Certain tasks are prerequisite for any of
our llamas. Law requires that llamas not on our property be under
physical control by means of halter and lead -- this implies
that they allow themselves to be approached and haltered, and
that they also respect and understand the concept of leading.
Health needs dictate that llamas allow their coat to be groomed,
their nails to be trimmed, and their bodies to be inspected.

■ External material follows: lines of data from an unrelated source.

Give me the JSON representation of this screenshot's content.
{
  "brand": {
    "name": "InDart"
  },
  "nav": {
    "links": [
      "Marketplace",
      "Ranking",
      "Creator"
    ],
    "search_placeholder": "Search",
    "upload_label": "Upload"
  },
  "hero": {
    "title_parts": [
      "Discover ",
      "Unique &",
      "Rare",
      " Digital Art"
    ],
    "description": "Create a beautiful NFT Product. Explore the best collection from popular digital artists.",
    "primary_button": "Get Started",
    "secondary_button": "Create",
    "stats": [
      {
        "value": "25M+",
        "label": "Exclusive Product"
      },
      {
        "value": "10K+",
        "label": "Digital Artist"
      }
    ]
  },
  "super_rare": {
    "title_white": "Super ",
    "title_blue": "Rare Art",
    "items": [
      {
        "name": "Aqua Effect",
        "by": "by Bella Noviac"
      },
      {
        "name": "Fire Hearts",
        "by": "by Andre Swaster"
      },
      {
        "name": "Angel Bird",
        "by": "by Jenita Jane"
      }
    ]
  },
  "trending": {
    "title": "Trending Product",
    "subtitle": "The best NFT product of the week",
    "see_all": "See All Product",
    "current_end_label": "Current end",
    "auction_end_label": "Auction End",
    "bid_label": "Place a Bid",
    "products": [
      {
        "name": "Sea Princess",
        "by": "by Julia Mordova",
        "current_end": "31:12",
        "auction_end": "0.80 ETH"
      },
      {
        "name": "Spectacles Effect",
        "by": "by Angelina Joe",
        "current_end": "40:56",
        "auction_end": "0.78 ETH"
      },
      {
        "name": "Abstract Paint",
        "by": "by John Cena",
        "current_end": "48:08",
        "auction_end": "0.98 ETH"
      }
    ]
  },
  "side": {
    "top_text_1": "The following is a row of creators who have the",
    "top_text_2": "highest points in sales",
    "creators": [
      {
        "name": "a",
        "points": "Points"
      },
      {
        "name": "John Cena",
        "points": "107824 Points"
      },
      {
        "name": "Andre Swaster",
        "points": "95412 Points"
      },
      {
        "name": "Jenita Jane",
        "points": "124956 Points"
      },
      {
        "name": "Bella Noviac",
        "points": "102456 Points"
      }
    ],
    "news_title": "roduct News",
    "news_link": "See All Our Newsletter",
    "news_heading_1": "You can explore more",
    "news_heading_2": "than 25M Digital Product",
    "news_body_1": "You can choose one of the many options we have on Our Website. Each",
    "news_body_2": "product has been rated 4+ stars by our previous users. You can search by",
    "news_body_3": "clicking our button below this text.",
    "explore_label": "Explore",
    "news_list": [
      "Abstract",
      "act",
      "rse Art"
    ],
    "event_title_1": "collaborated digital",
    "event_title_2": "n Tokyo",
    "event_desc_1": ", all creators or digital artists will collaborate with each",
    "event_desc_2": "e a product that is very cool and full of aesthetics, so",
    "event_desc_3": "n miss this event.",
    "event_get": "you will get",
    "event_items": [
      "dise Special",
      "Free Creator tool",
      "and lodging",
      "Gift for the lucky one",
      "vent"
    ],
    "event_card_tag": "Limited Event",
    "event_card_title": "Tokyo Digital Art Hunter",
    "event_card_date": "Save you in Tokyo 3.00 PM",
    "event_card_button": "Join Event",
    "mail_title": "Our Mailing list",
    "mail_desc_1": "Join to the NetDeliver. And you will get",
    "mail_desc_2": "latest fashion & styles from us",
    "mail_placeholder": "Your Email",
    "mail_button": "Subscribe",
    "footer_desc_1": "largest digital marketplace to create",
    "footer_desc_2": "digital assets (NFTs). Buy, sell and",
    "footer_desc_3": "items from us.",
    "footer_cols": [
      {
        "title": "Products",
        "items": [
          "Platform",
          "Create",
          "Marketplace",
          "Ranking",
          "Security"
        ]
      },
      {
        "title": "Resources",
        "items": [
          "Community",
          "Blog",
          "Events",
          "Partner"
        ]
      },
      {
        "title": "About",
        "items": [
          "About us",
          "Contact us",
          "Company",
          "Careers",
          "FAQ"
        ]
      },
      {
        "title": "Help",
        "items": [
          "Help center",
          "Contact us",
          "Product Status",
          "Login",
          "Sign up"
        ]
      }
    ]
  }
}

In turn, these tasks imply the knowledge and acceptance of standing
while tied, lifting individual feet when asked, and standing
still without restraint. Courtesy demands that while interacting
with a human, llamas interact with other humans and other llamas
in specific ways -- and refrain from certain other actions. All
these constitute a portion of what is socially acceptable behavior
for a domestic animal. Our manner of teaching plays an important
role in not only how well these tasks are performed, but, just
as important to us, how comfortably and willingly the llama acquieses.
What is often overlooked is regarding the importance of mastering
before attempting to comprehend more advanced levels of schooling.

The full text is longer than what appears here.